Gleich zweimal an einem Tag hatte sie in einem Supermarkt in Neustrelitz in Mecklenburg-Vorpommern zugeschlagen. Dabei wurden zwei Frauen und ein Mann beobachtet, teilte die Polizei mit. Ein Mitarbeiter konnte den Mann im Kassenbereich aufhalten. Die Polizei fand bei dem 57-Jährigen Schokolade, vor allem Schokolinsen, im Wert von mehr als 250 Euro.

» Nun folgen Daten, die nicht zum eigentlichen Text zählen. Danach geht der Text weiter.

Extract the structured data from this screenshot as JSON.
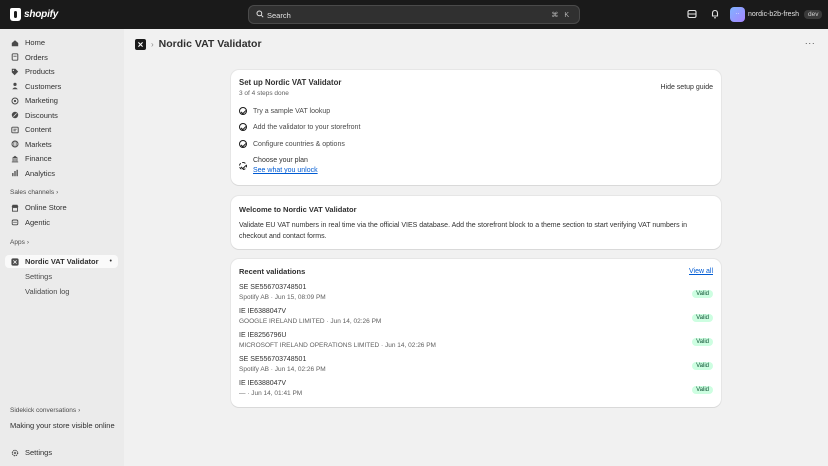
{
  "topbar": {
    "brand": "shopify",
    "search_placeholder": "Search",
    "search_shortcut": "⌘ K",
    "store_initials": "··",
    "store_name": "nordic-b2b-fresh",
    "env_badge": "dev"
  },
  "sidebar": {
    "items": [
      {
        "label": "Home",
        "icon": "home-icon"
      },
      {
        "label": "Orders",
        "icon": "orders-icon"
      },
      {
        "label": "Products",
        "icon": "tag-icon"
      },
      {
        "label": "Customers",
        "icon": "person-icon"
      },
      {
        "label": "Marketing",
        "icon": "target-icon"
      },
      {
        "label": "Discounts",
        "icon": "discount-icon"
      },
      {
        "label": "Content",
        "icon": "content-icon"
      },
      {
        "label": "Markets",
        "icon": "globe-icon"
      },
      {
        "label": "Finance",
        "icon": "bank-icon"
      },
      {
        "label": "Analytics",
        "icon": "chart-icon"
      }
    ],
    "sales_channels_label": "Sales channels",
    "sales_channels": [
      {
        "label": "Online Store",
        "icon": "store-icon"
      },
      {
        "label": "Agentic",
        "icon": "agent-icon"
      }
    ],
    "apps_label": "Apps",
    "app_name": "Nordic VAT Validator",
    "app_subitems": [
      "Settings",
      "Validation log"
    ],
    "sidekick_label": "Sidekick conversations",
    "sidekick_item": "Making your store visible online",
    "settings_label": "Settings"
  },
  "page": {
    "title": "Nordic VAT Validator",
    "more_label": "···"
  },
  "setup": {
    "title": "Set up Nordic VAT Validator",
    "progress": "3 of 4 steps done",
    "hide_label": "Hide setup guide",
    "steps": [
      {
        "label": "Try a sample VAT lookup",
        "done": true
      },
      {
        "label": "Add the validator to your storefront",
        "done": true
      },
      {
        "label": "Configure countries & options",
        "done": true
      },
      {
        "label": "Choose your plan",
        "done": false
      }
    ],
    "plan_link": "See what you unlock"
  },
  "welcome": {
    "title": "Welcome to Nordic VAT Validator",
    "body_line1": "Validate EU VAT numbers in real time via the official VIES database. Add the storefront block to a theme section to start verifying VAT numbers in",
    "body_line2": "checkout and contact forms."
  },
  "recent": {
    "title": "Recent validations",
    "view_all": "View all",
    "rows": [
      {
        "id": "SE SE556703748501",
        "meta": "Spotify AB · Jun 15, 08:09 PM",
        "status": "Valid"
      },
      {
        "id": "IE IE6388047V",
        "meta": "GOOGLE IRELAND LIMITED · Jun 14, 02:26 PM",
        "status": "Valid"
      },
      {
        "id": "IE IE8256796U",
        "meta": "MICROSOFT IRELAND OPERATIONS LIMITED · Jun 14, 02:26 PM",
        "status": "Valid"
      },
      {
        "id": "SE SE556703748501",
        "meta": "Spotify AB · Jun 14, 02:26 PM",
        "status": "Valid"
      },
      {
        "id": "IE IE6388047V",
        "meta": "— · Jun 14, 01:41 PM",
        "status": "Valid"
      }
    ]
  }
}
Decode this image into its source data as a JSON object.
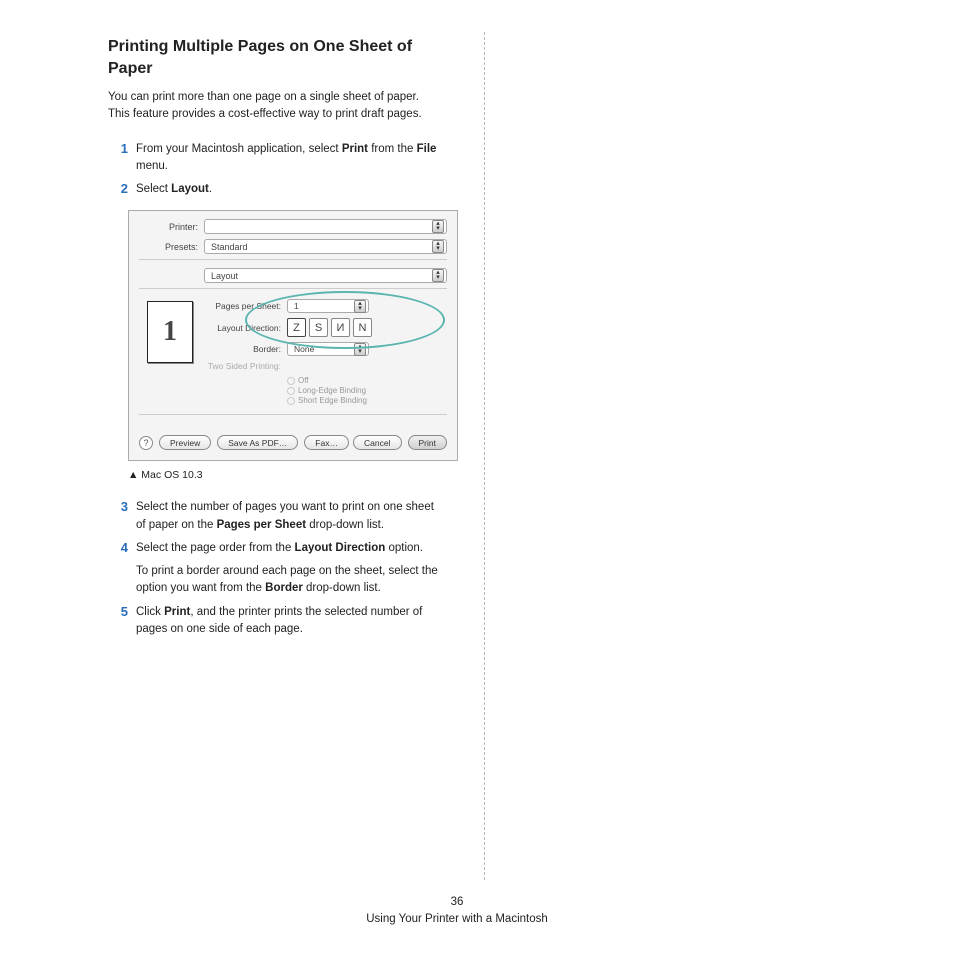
{
  "heading": "Printing Multiple Pages on One Sheet of Paper",
  "intro": "You can print more than one page on a single sheet of paper. This feature provides a cost-effective way to print draft pages.",
  "steps": {
    "s1": {
      "num": "1",
      "pre": "From your Macintosh application, select ",
      "b1": "Print",
      "mid": " from the ",
      "b2": "File",
      "post": " menu."
    },
    "s2": {
      "num": "2",
      "pre": "Select ",
      "b1": "Layout",
      "post": "."
    },
    "s3": {
      "num": "3",
      "pre": "Select the number of pages you want to print on one sheet of paper on the ",
      "b1": "Pages per Sheet",
      "post": " drop-down list."
    },
    "s4": {
      "num": "4",
      "pre": "Select the page order from the ",
      "b1": "Layout Direction",
      "post": " option.",
      "sub_pre": "To print a border around each page on the sheet, select the option you want from the ",
      "sub_b": "Border",
      "sub_post": " drop-down list."
    },
    "s5": {
      "num": "5",
      "pre": "Click ",
      "b1": "Print",
      "post": ", and the printer prints the selected number of pages on one side of each page."
    }
  },
  "dialog": {
    "printer_label": "Printer:",
    "printer_value": "",
    "presets_label": "Presets:",
    "presets_value": "Standard",
    "layout_value": "Layout",
    "preview_num": "1",
    "pps_label": "Pages per Sheet:",
    "pps_value": "1",
    "dir_label": "Layout Direction:",
    "border_label": "Border:",
    "border_value": "None",
    "twosided_label": "Two Sided Printing:",
    "r1": "Off",
    "r2": "Long-Edge Binding",
    "r3": "Short Edge Binding",
    "help": "?",
    "preview_btn": "Preview",
    "save_pdf": "Save As PDF…",
    "fax": "Fax…",
    "cancel": "Cancel",
    "print": "Print"
  },
  "caption": "▲ Mac OS 10.3",
  "footer_num": "36",
  "footer_text": "Using Your Printer with a Macintosh"
}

Die beiden Frauen konnten hingegen flüchten, bis sie einige Stunden später erneut im Supermarkt erschienen und versuchten, Schokolade zu stehlen. Polizisten und ein Ladendetektiv stellten die 44- und 30-jährigen Ladendiebinnen gerade beim Griff ins Schokolinsen Regal.

Nehmt doch noch ein paar,“ hier kosten sie nichts. Dann legte unser Gastgeber für uns beide je ein volles neu designtes Schokolinsenpäckchen auf den Tisch.

Durch die Äste des Baumes warf die Sonne einen einzigen Strahl auf die inzwischen leere Schale ein.

Auf der Rückfahrt leerten wir eine Schokopackung zusammen. In der Magdeburger Börde machten wir eine kurze Rast an einem Waldweg.

Ist dir auch so flau im Magen, „ fragte ich meinen Fahrer. „Moment,“ stöhnt dieser und verschwindet hinter einem Baum.